Literatura
Ana Maria Gonçalves é a Primeira Mulher Negra Eleita para a ABL
Com 30 dos 31 votos, escritora de Um Defeito de Cor faz história ao ocupar a Cadeira 33 da Academia Brasileira de Letras

Foto: Alexandre Cassiano
Em uma eleição histórica, a escritora Ana Maria Gonçalves se tornou, nesta quinta-feira (10), a primeira mulher negra a integrar a Academia Brasileira de Letras (ABL). Com 30 dos 31 votos possíveis, ela foi eleita para ocupar a Cadeira nº 33, anteriormente pertencente ao filólogo Evanildo Bechara, falecido em maio deste ano. A eleição quebra um silêncio de 128 anos de ausência de mulheres negras entre os chamados “imortais” da literatura brasileira.
Autora de um dos romances mais impactantes da literatura contemporânea, Ana Maria Gonçalves é mineira de Ibiá, tem 54 anos, e trilha uma trajetória marcada pela pesquisa rigorosa, protagonismo negro e ativismo literário. Sua obra mais conhecida, o monumental “Um Defeito de Cor” (2006), é considerada um divisor de águas na forma como o Brasil encara sua história a partir de uma perspectiva afro-brasileira.
Trajetória e Reconhecimento
Formada em Comunicação Social, Ana Maria trabalhou por 13 anos como publicitária antes de se dedicar à literatura. Em 2002, abandonou a publicidade e se mudou para a Bahia, onde iniciou sua jornada como escritora. Mais tarde, viveu nos Estados Unidos, atuando como autora residente em universidades como Tulane, Stanford e Middlebury College.
O reconhecimento veio em diversas frentes. Em 2007, venceu o Prêmio Casa de las Américas, um dos mais importantes da América Latina. Em 2013, foi condecorada com a Ordem de Rio Branco, e, nos últimos anos, teve sua obra adotada em universidades e debatida em salas de aula, movimentos sociais e palcos teatrais.
O Impacto de “Um Defeito de Cor”
Com quase mil páginas, o romance narra a vida de Kehinde, uma mulher africana escravizada que reconstrói sua história de dor e resistência até retornar à sua terra natal como mulher livre. A narrativa foi inspirada em Luísa Mahin, figura histórica ligada à Revolta dos Malês (1835), e exigiu cinco anos de trabalho da autora — dois de pesquisa, um de escrita e dois de reescrita.
“Um Defeito de Cor” já vendeu mais de 180 mil exemplares, foi tema de exposições, leitura obrigatória em vestibulares e, mais recentemente, inspirou o enredo da escola de samba Portela no Carnaval de 2024, levando o livro ao topo da lista dos mais vendidos da Amazon.

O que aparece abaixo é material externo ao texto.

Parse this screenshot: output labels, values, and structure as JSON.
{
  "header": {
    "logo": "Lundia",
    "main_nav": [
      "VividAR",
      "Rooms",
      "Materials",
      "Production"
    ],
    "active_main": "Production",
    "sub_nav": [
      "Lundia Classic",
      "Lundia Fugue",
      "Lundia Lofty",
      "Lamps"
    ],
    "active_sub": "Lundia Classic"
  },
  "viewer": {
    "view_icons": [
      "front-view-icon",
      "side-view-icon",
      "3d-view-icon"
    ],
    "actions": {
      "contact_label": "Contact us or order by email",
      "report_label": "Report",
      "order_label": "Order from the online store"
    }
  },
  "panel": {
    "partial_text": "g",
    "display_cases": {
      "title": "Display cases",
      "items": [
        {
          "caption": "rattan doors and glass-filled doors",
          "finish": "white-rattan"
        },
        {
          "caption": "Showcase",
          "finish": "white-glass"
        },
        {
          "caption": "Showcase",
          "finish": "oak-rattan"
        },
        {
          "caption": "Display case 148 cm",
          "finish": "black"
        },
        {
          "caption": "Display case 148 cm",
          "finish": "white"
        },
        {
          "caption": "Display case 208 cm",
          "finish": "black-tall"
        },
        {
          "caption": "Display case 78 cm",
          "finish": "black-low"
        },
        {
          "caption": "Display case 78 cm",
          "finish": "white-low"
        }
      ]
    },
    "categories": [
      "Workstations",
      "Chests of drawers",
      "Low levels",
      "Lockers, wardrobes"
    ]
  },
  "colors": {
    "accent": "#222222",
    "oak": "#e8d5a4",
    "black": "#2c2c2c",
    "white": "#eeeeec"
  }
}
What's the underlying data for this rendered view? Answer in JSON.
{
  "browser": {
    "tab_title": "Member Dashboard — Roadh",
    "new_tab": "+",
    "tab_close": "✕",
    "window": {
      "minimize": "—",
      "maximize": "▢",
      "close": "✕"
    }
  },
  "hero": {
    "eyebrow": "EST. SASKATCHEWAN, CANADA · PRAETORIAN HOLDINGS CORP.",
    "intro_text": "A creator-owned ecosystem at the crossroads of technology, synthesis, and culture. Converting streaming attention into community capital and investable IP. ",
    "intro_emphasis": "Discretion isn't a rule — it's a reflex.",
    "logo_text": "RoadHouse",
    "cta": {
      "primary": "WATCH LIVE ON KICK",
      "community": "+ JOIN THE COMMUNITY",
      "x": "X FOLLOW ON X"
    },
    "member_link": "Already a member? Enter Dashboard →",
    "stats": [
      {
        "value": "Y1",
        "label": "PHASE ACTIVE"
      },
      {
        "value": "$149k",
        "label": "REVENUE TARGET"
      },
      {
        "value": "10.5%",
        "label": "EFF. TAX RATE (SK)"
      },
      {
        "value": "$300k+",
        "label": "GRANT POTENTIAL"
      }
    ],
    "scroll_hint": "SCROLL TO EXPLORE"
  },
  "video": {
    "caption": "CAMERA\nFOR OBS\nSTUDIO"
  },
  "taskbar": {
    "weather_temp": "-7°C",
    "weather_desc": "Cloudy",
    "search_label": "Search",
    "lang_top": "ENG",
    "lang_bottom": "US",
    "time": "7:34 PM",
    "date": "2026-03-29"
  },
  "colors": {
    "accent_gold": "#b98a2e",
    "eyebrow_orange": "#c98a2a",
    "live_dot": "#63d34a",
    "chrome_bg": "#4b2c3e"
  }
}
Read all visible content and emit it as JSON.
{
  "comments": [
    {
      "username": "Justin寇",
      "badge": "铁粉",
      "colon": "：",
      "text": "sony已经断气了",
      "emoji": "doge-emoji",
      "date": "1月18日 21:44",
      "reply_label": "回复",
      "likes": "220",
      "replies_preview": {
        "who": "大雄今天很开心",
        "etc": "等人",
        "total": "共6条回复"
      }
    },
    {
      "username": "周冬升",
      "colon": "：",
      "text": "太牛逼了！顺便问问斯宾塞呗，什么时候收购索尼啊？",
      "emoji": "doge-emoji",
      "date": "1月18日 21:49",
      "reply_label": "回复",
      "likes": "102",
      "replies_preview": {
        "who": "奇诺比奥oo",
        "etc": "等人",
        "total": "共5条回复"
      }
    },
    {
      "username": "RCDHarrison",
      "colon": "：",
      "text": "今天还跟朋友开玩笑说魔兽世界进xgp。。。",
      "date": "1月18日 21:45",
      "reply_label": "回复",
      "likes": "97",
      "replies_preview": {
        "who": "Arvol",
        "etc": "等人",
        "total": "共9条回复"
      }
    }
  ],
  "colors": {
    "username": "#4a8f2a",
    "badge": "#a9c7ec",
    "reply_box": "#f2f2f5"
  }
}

Representatividade e Diversidade na ABL
Fundada por Machado de Assis em 1897, a Academia Brasileira de Letras sempre foi marcada por uma representação elitista e predominantemente masculina. Em quase 13 décadas de existência, apenas três homens negros ocuparam cadeiras e a primeira mulher branca, Rachel de Queiroz, só entrou em 1977. A chegada de Ana Maria Gonçalves rompe esse padrão e amplia a diversidade de vozes dentro da ABL.
“É um dia histórico. Nós temos aprendido tanto com o feminismo negro, e a Ana é uma grande representante desse grupo de pensadoras”, disse a historiadora Lilia Schwarcz, também imortal da Academia.
“Ana Maria produz uma literatura de muito fôlego, muita potência. A casa se sente agradecida à vida por ter nos mandado a Ana”, declarou o músico e escritor Gilberto Gil, que também ocupa uma cadeira na instituição.
Para o presidente da ABL, Merval Pereira, a eleição é um marco necessário:
“Ana Maria é uma das maiores escritoras brasileiras dos últimos anos. A ABL está empenhada em aumentar sua representatividade”.
Legado e Futuro
A eleição de Ana Maria Gonçalves é mais do que uma conquista individual — é um gesto simbólico que reverbera nas margens da literatura brasileira. Sua presença na ABL representa uma abertura para a valorização de narrativas negras, femininas e periféricas, historicamente apagadas ou marginalizadas.
Sua obra literária e sua atuação como intelectual engajada seguem provocando reflexões sobre identidade, memória, ancestralidade e racismo estrutural. Ana escreve com a força de quem entende que contar histórias é também uma forma de reconstruir o mundo.
E agora, entre os imortais da Academia, ela reforça o que já havia escrito em suas páginas: a história do Brasil precisa ser contada por todos os seus filhos — inclusive por aqueles que por séculos foram silenciados.